When tragedies occur, we may feel hopeless, paralyzed, powerless, or defeated, but there is something we can do to support one another and help the individuals most affected. We can learn and practice Psychological First Aid (PFA). PFA is an evidence-informed modular approach to assist individuals in the immediate aftermath of catastrophe. It is designed to help people cope with the stress, shock, confusion, fear, feelings of hopelessness, grief, anger, guilt, and withdrawal that arise. Perhaps the most important element of PFA is being a caring presence for a person impacted by a traumatic event. The principle actions of PFA are to help establish a sense of safety, security, and connection, restorative resources, foster adaptive short and long-term coping, and enhance natural resilience for the people who have been impacted (rather than preventing long-term pathology).
The steps of PFA are as follows:
- Engage with the person: Make contact and offer help. Ask permission and be sensitive. Resist offering false reassurance or making any demands
- Provide safety and comfort: Ask the person where they could go or what would make them feel safe and comfortable.
- Stabilize the person. Speak calmly and reassure the person, while encouraging them to engage in self-soothing actions, like taking deep breaths.
- Gather information: Find out whatever you can do to meet the person’s basic needs, such as bringing them water or a blanket). Ask the person about their concerns.
When you have taken these immediate steps to help calm the person, you can then take the follow-up actions of:
- Helping connect the person to practical assistance.
- Connecting them with social supports.
- Giving the person information on coping strategies.
- Linking them with collaborative services.
- Creating coping groups.
In addition to familiarizing ourselves with the things we can do that are helpful, we should learn the “Psychological First Aid Don’ts,” which the New York City Department of Health and Mental Hygiene lists as follows:
- Don’t force people to tell their stories. Focus on keeping them calm and meeting their needs.
- Don’t offer false reassurance with statements like, “Everything will be okay.”
- Don’t instruct people on what they should be thinking or feeling.
- Don’t make promises that cannot be kept.
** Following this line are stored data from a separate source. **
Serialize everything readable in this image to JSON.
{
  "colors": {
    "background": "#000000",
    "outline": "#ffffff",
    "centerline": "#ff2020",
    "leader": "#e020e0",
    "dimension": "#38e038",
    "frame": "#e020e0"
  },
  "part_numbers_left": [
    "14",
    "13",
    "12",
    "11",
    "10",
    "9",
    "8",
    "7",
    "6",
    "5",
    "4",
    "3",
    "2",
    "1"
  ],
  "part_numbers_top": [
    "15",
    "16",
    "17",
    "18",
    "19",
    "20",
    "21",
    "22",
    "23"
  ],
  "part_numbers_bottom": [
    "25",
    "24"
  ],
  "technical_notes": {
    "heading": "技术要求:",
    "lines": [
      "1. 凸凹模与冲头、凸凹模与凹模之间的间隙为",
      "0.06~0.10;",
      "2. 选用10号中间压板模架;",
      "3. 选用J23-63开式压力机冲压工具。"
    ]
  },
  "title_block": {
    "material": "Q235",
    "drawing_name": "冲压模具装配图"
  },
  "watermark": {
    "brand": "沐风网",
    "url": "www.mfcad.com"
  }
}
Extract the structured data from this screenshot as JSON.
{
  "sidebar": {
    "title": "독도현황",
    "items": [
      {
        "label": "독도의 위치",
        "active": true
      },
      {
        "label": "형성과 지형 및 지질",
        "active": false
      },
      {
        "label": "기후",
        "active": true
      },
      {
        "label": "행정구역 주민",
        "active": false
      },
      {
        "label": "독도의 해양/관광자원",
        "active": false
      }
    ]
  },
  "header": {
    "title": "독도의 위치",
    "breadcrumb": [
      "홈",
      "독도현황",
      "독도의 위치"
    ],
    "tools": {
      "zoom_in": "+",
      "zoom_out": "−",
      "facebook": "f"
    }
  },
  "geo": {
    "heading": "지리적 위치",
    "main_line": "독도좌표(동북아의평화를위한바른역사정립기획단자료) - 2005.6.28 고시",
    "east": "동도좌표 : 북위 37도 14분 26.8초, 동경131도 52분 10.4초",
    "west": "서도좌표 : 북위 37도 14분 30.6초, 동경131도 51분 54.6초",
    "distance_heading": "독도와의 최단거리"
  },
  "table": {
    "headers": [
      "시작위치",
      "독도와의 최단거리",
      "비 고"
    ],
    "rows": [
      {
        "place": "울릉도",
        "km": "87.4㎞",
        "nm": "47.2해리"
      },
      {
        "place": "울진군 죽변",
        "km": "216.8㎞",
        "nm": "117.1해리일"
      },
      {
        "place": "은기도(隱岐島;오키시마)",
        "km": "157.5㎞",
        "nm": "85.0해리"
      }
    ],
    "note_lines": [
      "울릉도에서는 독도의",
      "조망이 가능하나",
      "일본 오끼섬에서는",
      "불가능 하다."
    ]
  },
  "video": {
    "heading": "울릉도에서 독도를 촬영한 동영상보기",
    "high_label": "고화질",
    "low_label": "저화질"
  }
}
Giving aid and support to others following a trauma does not just benefit them, it also benefits us. Studies have shown that when our response to a threat is to “tend and befriend”—tending to the needs of others and connecting with them—as opposed to “fight or flight,” we don’t suffer the negative psychological and physical effects of trauma. Offering care can even enhance our own resilience and response to trauma.
While psychological first aid addresses a person’s immediate needs following a crisis with the goal of preventing harmful long-term effects, we also need to recognize that people may need more in-depth, long-term help, especially if they have suffered complex trauma. It disturbed me greatly to learn that dozens of witnesses to the Westlake shooting were present at the mass shooting in Las Vegas just over a year ago. One young man who survived the Vegas shooting was killed in Westlake. The increasingly common rate of catastrophe we seem to be experiencing, whether from acts of violence or forces of nature, alert us to a very human need for connection. They call on us to draw from a well of compassion and understanding and to educate ourselves on how we can be there for one another. Though I hope to never need to use PFA, it is one thing I am grateful to carry in my toolbox, to have at hand and be able to extend to another person should that person face the unimaginable.